The decision to back
criminal charges marks an important shift for the PAN, which had previously steered
clear of the PRD’s legal case against the PRI. With both of his main rival
parties presenting a united front against him, it will be far more difficult
for Peña Nieto to emerge from this scandal unscathed. Even if he and his party
are cleared of wrongdoing, the investigation will likely cast permanent doubts
on the legitimacy of his presidency.
News Briefs
- Indigenous protestors in the southwest Colombian province of Cauca captured four FARC members on Wednesday, which were subsequently handed over to public prosecutors to face trial. The move directly refutes attempts by the government to cast the demonstrators, which have called on both rebel and military forces to withdraw from the area, as FARC sympathizers.

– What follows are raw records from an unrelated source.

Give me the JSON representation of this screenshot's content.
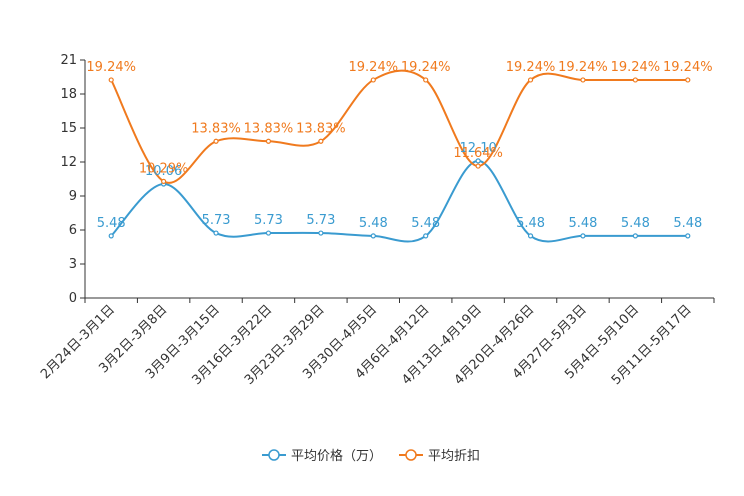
{
  "chart_data": {
    "type": "line",
    "categories": [
      "2月24日-3月1日",
      "3月2日-3月8日",
      "3月9日-3月15日",
      "3月16日-3月22日",
      "3月23日-3月29日",
      "3月30日-4月5日",
      "4月6日-4月12日",
      "4月13日-4月19日",
      "4月20日-4月26日",
      "4月27日-5月3日",
      "5月4日-5月10日",
      "5月11日-5月17日"
    ],
    "ylim": [
      0,
      21
    ],
    "yticks": [
      0,
      3,
      6,
      9,
      12,
      15,
      18,
      21
    ],
    "series": [
      {
        "name": "平均价格（万）",
        "color": "#3a9bd0",
        "values": [
          5.48,
          10.06,
          5.73,
          5.73,
          5.73,
          5.48,
          5.48,
          12.1,
          5.48,
          5.48,
          5.48,
          5.48
        ],
        "labels": [
          "5.48",
          "10.06",
          "5.73",
          "5.73",
          "5.73",
          "5.48",
          "5.48",
          "12.10",
          "5.48",
          "5.48",
          "5.48",
          "5.48"
        ]
      },
      {
        "name": "平均折扣",
        "color": "#f07a1e",
        "values": [
          19.24,
          10.29,
          13.83,
          13.83,
          13.83,
          19.24,
          19.24,
          11.64,
          19.24,
          19.24,
          19.24,
          19.24
        ],
        "labels": [
          "19.24%",
          "10.29%",
          "13.83%",
          "13.83%",
          "13.83%",
          "19.24%",
          "19.24%",
          "11.64%",
          "19.24%",
          "19.24%",
          "19.24%",
          "19.24%"
        ]
      }
    ],
    "legend_position": "bottom-center",
    "grid": false
  }
}
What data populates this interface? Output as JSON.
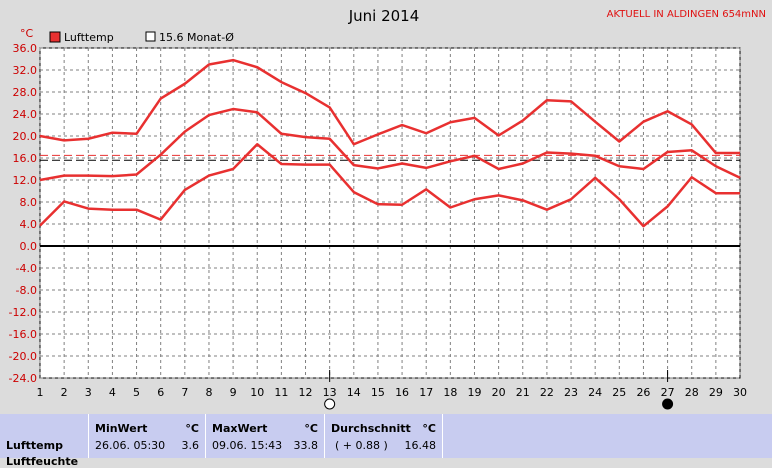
{
  "chart_data": {
    "type": "line",
    "title": "Juni 2014",
    "station": "AKTUELL IN ALDINGEN 654mNN",
    "ylabel": "°C",
    "ylim": [
      -24,
      36
    ],
    "yticks": [
      "36.0",
      "32.0",
      "28.0",
      "24.0",
      "20.0",
      "16.0",
      "12.0",
      "8.0",
      "4.0",
      "0.0",
      "-4.0",
      "-8.0",
      "-12.0",
      "-16.0",
      "-20.0",
      "-24.0"
    ],
    "x": [
      1,
      2,
      3,
      4,
      5,
      6,
      7,
      8,
      9,
      10,
      11,
      12,
      13,
      14,
      15,
      16,
      17,
      18,
      19,
      20,
      21,
      22,
      23,
      24,
      25,
      26,
      27,
      28,
      29,
      30
    ],
    "grid": true,
    "legend": [
      {
        "label": "Lufttemp",
        "color": "#e83030",
        "marker": "filled-square"
      },
      {
        "label": "15.6 Monat-Ø",
        "color": "#000000",
        "marker": "open-square"
      }
    ],
    "series": [
      {
        "role": "max",
        "color": "#e83030",
        "values": [
          20.0,
          19.2,
          19.5,
          20.6,
          20.4,
          26.8,
          29.5,
          33.0,
          33.8,
          32.5,
          29.8,
          27.8,
          25.2,
          18.5,
          20.3,
          22.0,
          20.5,
          22.5,
          23.3,
          20.1,
          22.8,
          26.5,
          26.3,
          22.6,
          19.0,
          22.6,
          24.5,
          22.1,
          16.9,
          16.9
        ]
      },
      {
        "role": "mean",
        "color": "#e83030",
        "values": [
          12.0,
          12.8,
          12.8,
          12.7,
          13.0,
          16.6,
          20.8,
          23.8,
          24.9,
          24.3,
          20.4,
          19.8,
          19.5,
          14.7,
          14.1,
          15.0,
          14.2,
          15.4,
          16.4,
          14.0,
          15.0,
          17.0,
          16.8,
          16.4,
          14.5,
          14.0,
          17.1,
          17.4,
          14.5,
          12.4
        ]
      },
      {
        "role": "min",
        "color": "#e83030",
        "values": [
          3.7,
          8.1,
          6.8,
          6.6,
          6.6,
          4.8,
          10.2,
          12.8,
          14.0,
          18.5,
          14.9,
          14.8,
          14.8,
          9.8,
          7.6,
          7.5,
          10.3,
          7.0,
          8.5,
          9.2,
          8.3,
          6.6,
          8.5,
          12.4,
          8.5,
          3.6,
          7.2,
          12.5,
          9.6,
          9.6
        ]
      }
    ],
    "references": [
      {
        "role": "month-average",
        "value": 15.6,
        "color": "#000000",
        "style": "dashed"
      },
      {
        "role": "long-term-average",
        "value": 16.48,
        "color": "#e83030",
        "style": "dashed"
      }
    ],
    "markers": [
      {
        "x": 13,
        "symbol": "full-moon",
        "style": "open"
      },
      {
        "x": 27,
        "symbol": "new-moon",
        "style": "filled"
      }
    ]
  },
  "stats": {
    "row_label": "Lufttemp",
    "row_label_2": "Luftfeuchte",
    "min": {
      "header": "MinWert",
      "unit": "°C",
      "datetime": "26.06.  05:30",
      "value": "3.6"
    },
    "max": {
      "header": "MaxWert",
      "unit": "°C",
      "datetime": "09.06.  15:43",
      "value": "33.8"
    },
    "avg": {
      "header": "Durchschnitt",
      "unit": "°C",
      "delta": "( + 0.88 )",
      "value": "16.48"
    }
  }
}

- Brazil’s National Petroleum Agency found that an offshore oil spill by Chevron last year was larger than previously thought, and was caused mainly by the company’s failure to follow standard procedure.
- The Council on Foreign Relations’ Shannon K. O’Neil looks at the potential for future economic integration in the region.
- Elliot Abrams, also of the Council on Foreign Relations, profiles the ongoing constitutional crisis in El Salvador, attacking what he sees as the Obama administration’s indifference to the “disappearance of democracy” in the country. For a less melodramatic overview of the crisis, see WOLA analyst Geoff Thale’s recent summary of the situation.
- EFE reports that the warden of a Guatemalan maximum security prison known as “El Infiernito” was killed by unidentified gunmen in Guatemala City on Wednesday night.
- With a massive drought taking a toll on agriculture in the US, soybean farms in Argentina are expected to see billions of dollars in new revenue, reports the AP.
- In the Washington Times, former USAID official under the Bush administration Jose Cardenas criticizes President Obama’s recent remark on Venezuela’s Hugo Chavez, making a puzzling attempt to link the Chavez administration in Venezuela with the “War on Terror.” Cardenas writes: “Anyone who has actually bothered to listen to Mr. Chavez would know he is a devotee of asymmetric warfare as practiced by radical Islam, a doctrine which holds that in the face of overwhelmingly unfavorable military capabilities, one is compelled to employ all manner of irregular methods (i.e., terrorism, guerrilla warfare and insurgency) to balance the odds.”
- The Americas Quarterly blog highlights a new report by the Joint United Nations Programme on HIV/AIDS (UNAIDS) which found that Latin America and the Caribbean have the greatest access to antiretroviral therapy.